The most pressing need may be found on 52nd Place. There, the township will handle the paving and La Grange will reimburse the township for 70 percent of the cost, McDermott said.
“The residents on the south side of 52nd Place are all La Grange Highlands residents, and they’ve been rather unhappy for many years of the condition of the road,” McDermott said. “We’ll get it fixed this year.”
Trustee Colleen Kelly, who oversees senior services, praised the township’s bus drivers for their service.
“They go out there every day,” Kelly said. “I give them a lot of credit for it I’m proud to have them in the township as drivers.”
Drivers are following CDC guidelines when trying to stop spread of the coronavirus, Kelly said.
“They are disinfecting the buses, wearing their masks, bringing all the passengers to much-needed medical appointments,” Kelly said. “They’ve slowed down on grocery and food trips except for those people who have no support.”
Getty said the annual summer youth employment program is still being operated this year.
“We’ve been coming up with some basic parameters,” Getty told the trustees. “We going to hold the program to 18 years or order. With the COVID-19 going on, we didn’t want to have a youth who is 16 or 17 working for the township, contract this and get sick and have a bad situation.”
“Additionally, we’re looking to continue our history of paying $1 above minimum wage, which would be $11.50 this year,” Getty said. “So far, the interest has been very light.”

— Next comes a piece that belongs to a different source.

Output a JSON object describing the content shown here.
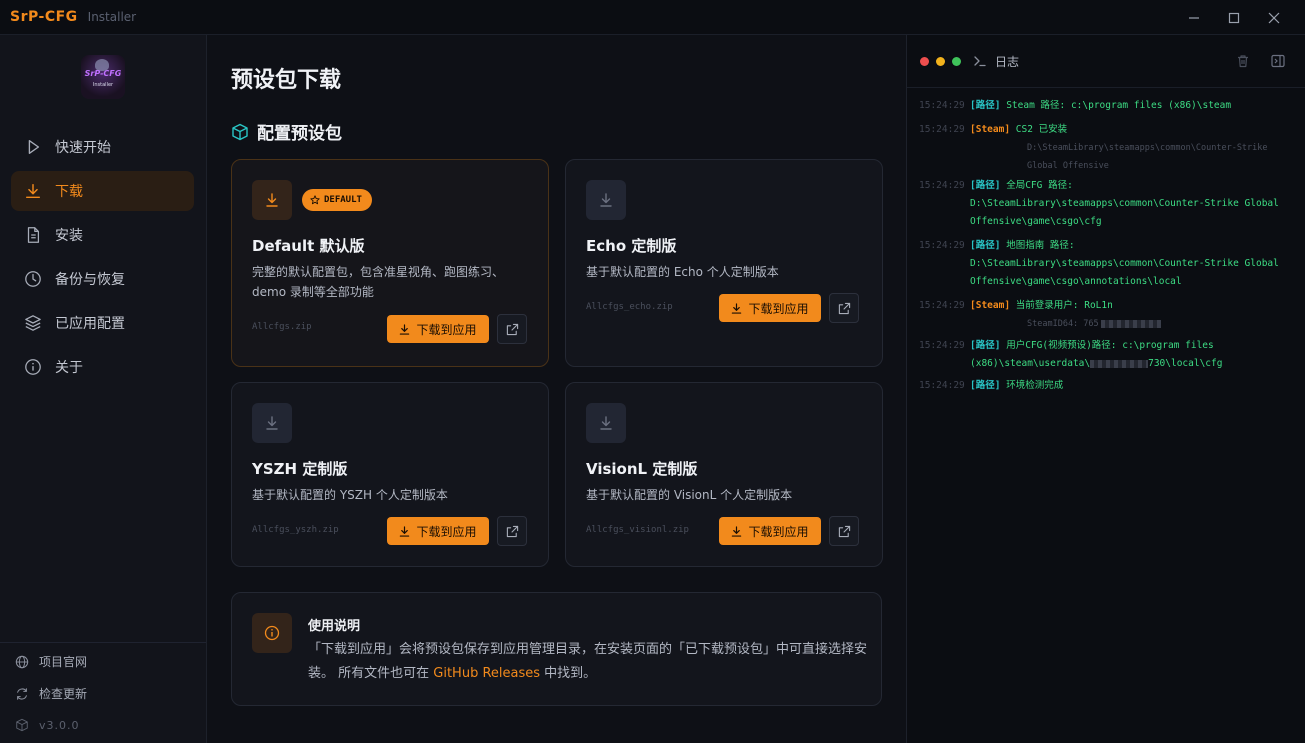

Getty noted that some government agencies may be closed by the pandemic, but the township “will work to get these people placed and make sure they do have a job once we get them up and hired.”
Applications are available at the township website.
Kelly said, “It’s the right idea to change it to 18 years old.” But she suggested the age limit could be lowered to 16, if pandemic restrictions are relaxed in the summer.
Getty said that the minimum age for the jobs program could be lowered back to 16 if the pandemic is brought under better control this summer.
A public hearing for the township budgets will be held by teleconferencing at 6 p.m. today.
The township board’s next meeting is set for 6 p.m. June 9, by teleconference.